Facebook is now the sixth most popular website in the world, with 275 million visitors in February – a 175% increase on the figure for the same time last year, according to data from comScore. In Europe, the site saw a 314% increase to nearly 100 million users that month.

Looking to Facebook

Lee says: “When it comes to fans and being online, Facebook is the audience most brands will think of first. The ability to set up fan pages, applications and gifts and so on has led to more brands seeking exposure on social networking sites. Bebo’s wish to expand its product placement opportunities is also boosting this.”

The Social Media Library research reports that networking sites are used mainly for music (17%), books and literature (12%) or business promotions (9%). It also found that podcasts have become more important in the past two years, with publishers producing content about current affairs (12%), music (10%) and sport (13%) among other themes. Celebrities are often brought in to help make the recordings more interesting to audiences.

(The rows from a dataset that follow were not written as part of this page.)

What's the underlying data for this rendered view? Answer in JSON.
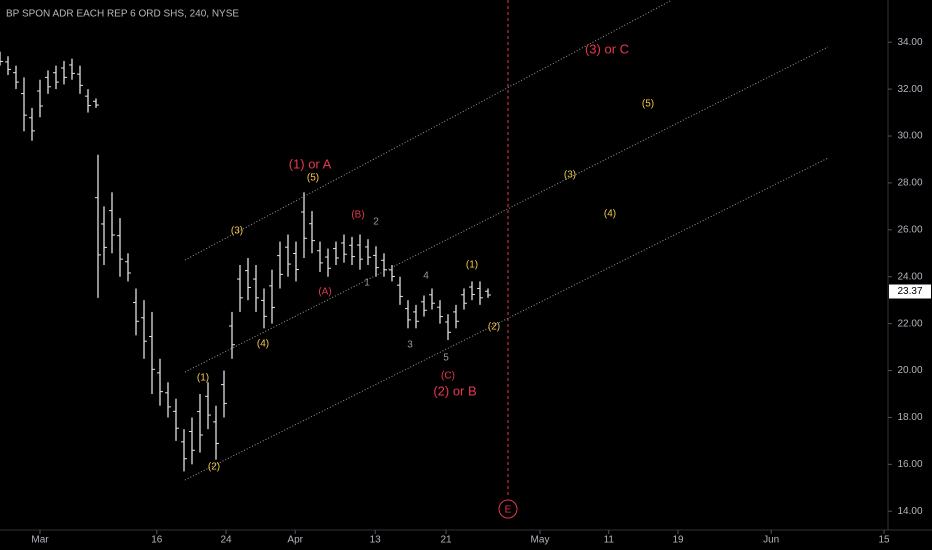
{
  "chart_data": {
    "type": "ohlc",
    "title": "BP SPON ADR EACH REP 6 ORD SHS, 240, NYSE",
    "x": [
      0,
      1,
      2,
      3,
      4,
      5,
      6,
      7,
      8,
      9,
      10,
      11,
      12,
      12.25,
      13,
      14,
      15,
      16,
      17,
      18,
      19,
      20,
      21,
      22,
      23,
      24,
      25,
      26,
      27,
      28,
      29,
      30,
      31,
      32,
      33,
      34,
      35,
      36,
      37,
      38,
      39,
      40,
      41,
      42,
      43,
      44,
      45,
      46,
      47,
      48,
      49,
      50,
      51,
      52,
      53,
      54,
      55,
      56,
      57,
      58,
      59,
      60,
      61
    ],
    "high": [
      33.6,
      33.4,
      33.0,
      32.5,
      31.2,
      32.4,
      32.8,
      33.0,
      33.2,
      33.3,
      33.0,
      32.0,
      31.6,
      29.2,
      27.0,
      27.6,
      26.5,
      25.0,
      23.5,
      23.0,
      22.5,
      20.5,
      19.5,
      18.8,
      17.5,
      18.0,
      19.0,
      19.5,
      18.5,
      20.0,
      22.5,
      24.5,
      24.8,
      24.5,
      23.5,
      24.3,
      25.5,
      25.8,
      25.5,
      27.6,
      26.8,
      25.5,
      25.2,
      25.5,
      25.8,
      25.7,
      25.8,
      25.6,
      25.3,
      25.0,
      24.5,
      24.0,
      23.0,
      22.8,
      23.2,
      23.5,
      23.0,
      22.4,
      22.8,
      23.5,
      23.8,
      23.8,
      23.5
    ],
    "low": [
      33.0,
      32.6,
      32.0,
      30.2,
      29.8,
      30.8,
      31.8,
      32.0,
      32.2,
      32.4,
      31.8,
      31.0,
      31.2,
      23.1,
      24.5,
      25.0,
      24.0,
      23.8,
      21.5,
      20.5,
      19.0,
      18.5,
      18.0,
      17.0,
      15.7,
      16.0,
      16.5,
      17.5,
      16.2,
      18.0,
      20.5,
      22.5,
      23.0,
      22.5,
      21.8,
      22.0,
      23.5,
      24.0,
      23.8,
      24.8,
      25.0,
      24.2,
      24.0,
      24.5,
      24.6,
      24.5,
      24.3,
      24.5,
      24.0,
      24.0,
      23.8,
      22.8,
      21.8,
      21.8,
      22.3,
      22.6,
      22.0,
      21.3,
      21.8,
      22.6,
      23.0,
      22.8,
      23.1
    ],
    "color": "#e0e0e0",
    "xlim": [
      0,
      111
    ],
    "xticks": [
      {
        "value": 5,
        "label": "Mar"
      },
      {
        "value": 19.6,
        "label": "16"
      },
      {
        "value": 28.25,
        "label": "24"
      },
      {
        "value": 36.9,
        "label": "Apr"
      },
      {
        "value": 46.9,
        "label": "13"
      },
      {
        "value": 55.75,
        "label": "21"
      },
      {
        "value": 67.5,
        "label": "May"
      },
      {
        "value": 76.1,
        "label": "11"
      },
      {
        "value": 84.75,
        "label": "19"
      },
      {
        "value": 96.4,
        "label": "Jun"
      },
      {
        "value": 110.5,
        "label": "15"
      }
    ],
    "ylim": [
      13.2,
      35.8
    ],
    "yticks": [
      {
        "value": 14,
        "label": "14.00"
      },
      {
        "value": 16,
        "label": "16.00"
      },
      {
        "value": 18,
        "label": "18.00"
      },
      {
        "value": 20,
        "label": "20.00"
      },
      {
        "value": 22,
        "label": "22.00"
      },
      {
        "value": 24,
        "label": "24.00"
      },
      {
        "value": 26,
        "label": "26.00"
      },
      {
        "value": 28,
        "label": "28.00"
      },
      {
        "value": 30,
        "label": "30.00"
      },
      {
        "value": 32,
        "label": "32.00"
      },
      {
        "value": 34,
        "label": "34.00"
      }
    ],
    "last_price": {
      "value": 23.37,
      "label": "23.37"
    },
    "annotations": [
      "(1) or A",
      "(5)",
      "(3)",
      "(B)",
      "2",
      "(A)",
      "1",
      "(4)",
      "(1)",
      "(2)",
      "4",
      "3",
      "5",
      "(C)",
      "(2) or B",
      "(1)",
      "(2)",
      "(3) or C",
      "(5)",
      "(3)",
      "(4)",
      "E"
    ]
  }
}
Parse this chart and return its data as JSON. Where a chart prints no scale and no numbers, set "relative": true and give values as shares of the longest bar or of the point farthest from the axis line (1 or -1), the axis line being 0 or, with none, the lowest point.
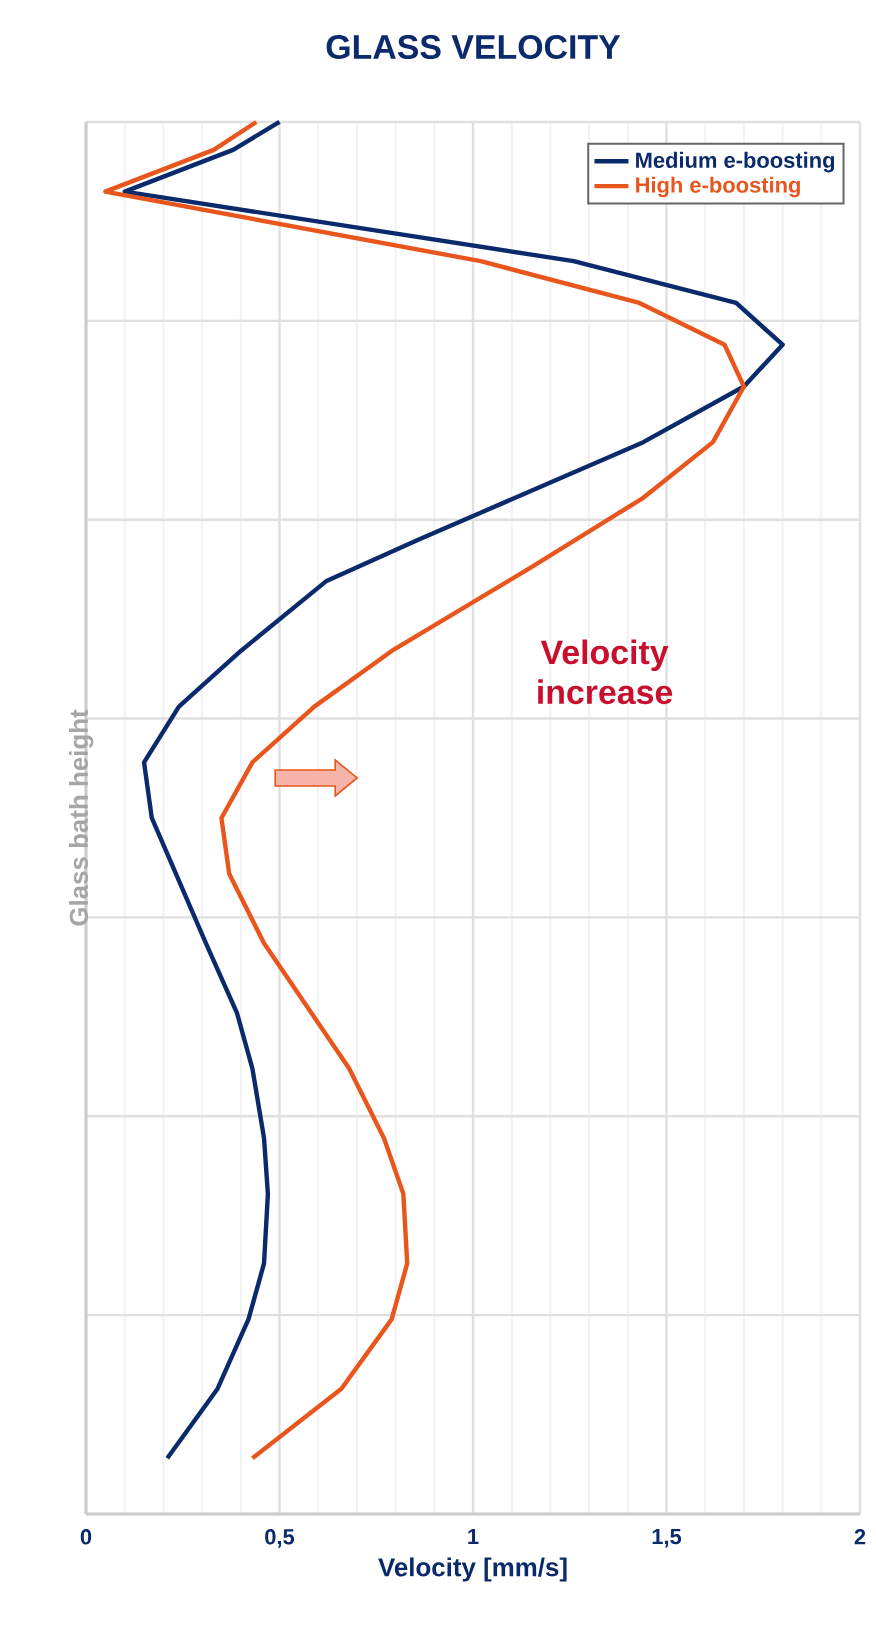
{
  "chart_data": {
    "type": "line",
    "title": "GLASS VELOCITY",
    "xlabel": "Velocity [mm/s]",
    "ylabel": "Glass bath height",
    "annotations": [
      "Velocity increase"
    ],
    "xlim": [
      0,
      2
    ],
    "xticks": [
      0,
      {
        "value": 0.5,
        "label": "0,5"
      },
      1,
      {
        "value": 1.5,
        "label": "1,5"
      },
      2
    ],
    "relative": true,
    "tick_labels": "x",
    "grid": true,
    "legend": "top right",
    "marker": "none",
    "line_style": "solid",
    "series": [
      {
        "name": "Medium e-boosting",
        "color": "#0b2a6b",
        "x": [
          0.21,
          0.34,
          0.42,
          0.46,
          0.47,
          0.46,
          0.43,
          0.39,
          0.31,
          0.17,
          0.15,
          0.24,
          0.4,
          0.62,
          0.86,
          1.44,
          1.7,
          1.8,
          1.68,
          1.26,
          0.1,
          0.38,
          0.5
        ],
        "values": [
          0.04,
          0.09,
          0.14,
          0.18,
          0.23,
          0.27,
          0.32,
          0.36,
          0.41,
          0.5,
          0.54,
          0.58,
          0.62,
          0.67,
          0.7,
          0.77,
          0.81,
          0.84,
          0.87,
          0.9,
          0.95,
          0.98,
          1
        ]
      },
      {
        "name": "High e-boosting",
        "color": "#e8561e",
        "x": [
          0.43,
          0.66,
          0.79,
          0.83,
          0.82,
          0.77,
          0.68,
          0.46,
          0.37,
          0.35,
          0.43,
          0.59,
          0.79,
          1.15,
          1.44,
          1.62,
          1.7,
          1.65,
          1.43,
          1.02,
          0.05,
          0.33,
          0.44
        ],
        "values": [
          0.04,
          0.09,
          0.14,
          0.18,
          0.23,
          0.27,
          0.32,
          0.41,
          0.46,
          0.5,
          0.54,
          0.58,
          0.62,
          0.68,
          0.73,
          0.77,
          0.81,
          0.84,
          0.87,
          0.9,
          0.95,
          0.98,
          1
        ]
      }
    ]
  }
}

The report also notes that social networking has a role to play in educating consumers about new products and services, helping to encourage more choice. Lee explains: “Online technology has always led the way with those consumers wanting to discuss the latest gadgets and systems and share their experiences. This has now been extended to healthcare with government initiatives offering patients the chance to rate their doctors and hospitals, and choose where they book for treatment.”

Whatever the talk around brands, blogging, networking and other social media, the challenge for companies is to convert this into revenues. The business models of digital companies are still in evolution; comparison website Moneysupermarket recently revealed that despite its visitor numbers rising by 6% in the recession, its revenues have dropped, resulting in job cuts.

Lee warns: “The key is to understand the environment. Brands must ensure everything is marketed in relevant areas. The essence of social media is it is a two-way conversation, personalised and relevant to these people. In an industry that is growing, brands need more education about its potential before they look to the medium to market themselves. It is more complex than most would think possible.”

The Frontline

We ask marketers on the frontline whether our ‘trends’ research matches their experience on the ground:

Bonin Bough – global director of social media at PepsiCo: “Social media has the power to add value through audience participation. Throughout PepsiCo, we look to have deeper conversations with our customers and develop good connections with them. It makes us real and relevant to our customers and is a crucial medium for all marketers to embrace.”

Andres Sehr – global community manager at online music service Spotify: “By monitoring social media and engaging with our users on their own turf, we can greatly improve brand loyalty and show them we’re not a faceless corporation. Social media such as blogs, Twitter and Facebook have quickly become one of the main channels we use to educate our users about our product and services.”

Trevor Johnson – head of market development for Europe at Facebook: “Social media is changing the ways brands and consumers interact with each other. Through monitoring blogs and by having engaging conversations with consumers, brands can get a unique interaction with customers. People are tending to go online to read reviews about products before they go to shops; marketers need to follow this mentality and see social media as a way of reaching consumers personally.”

Simon McDermott – chief executive of media analyst Attentio: “One or two negative mentions [about your brand in social media] mean little, but a significant and growing trend of negative feedback online can be a leading indicator of threats or opportunity for the brand. A marketer can make informed decisions based on this information. All brands should monitor and measure social media: it is basically ridiculous not to.”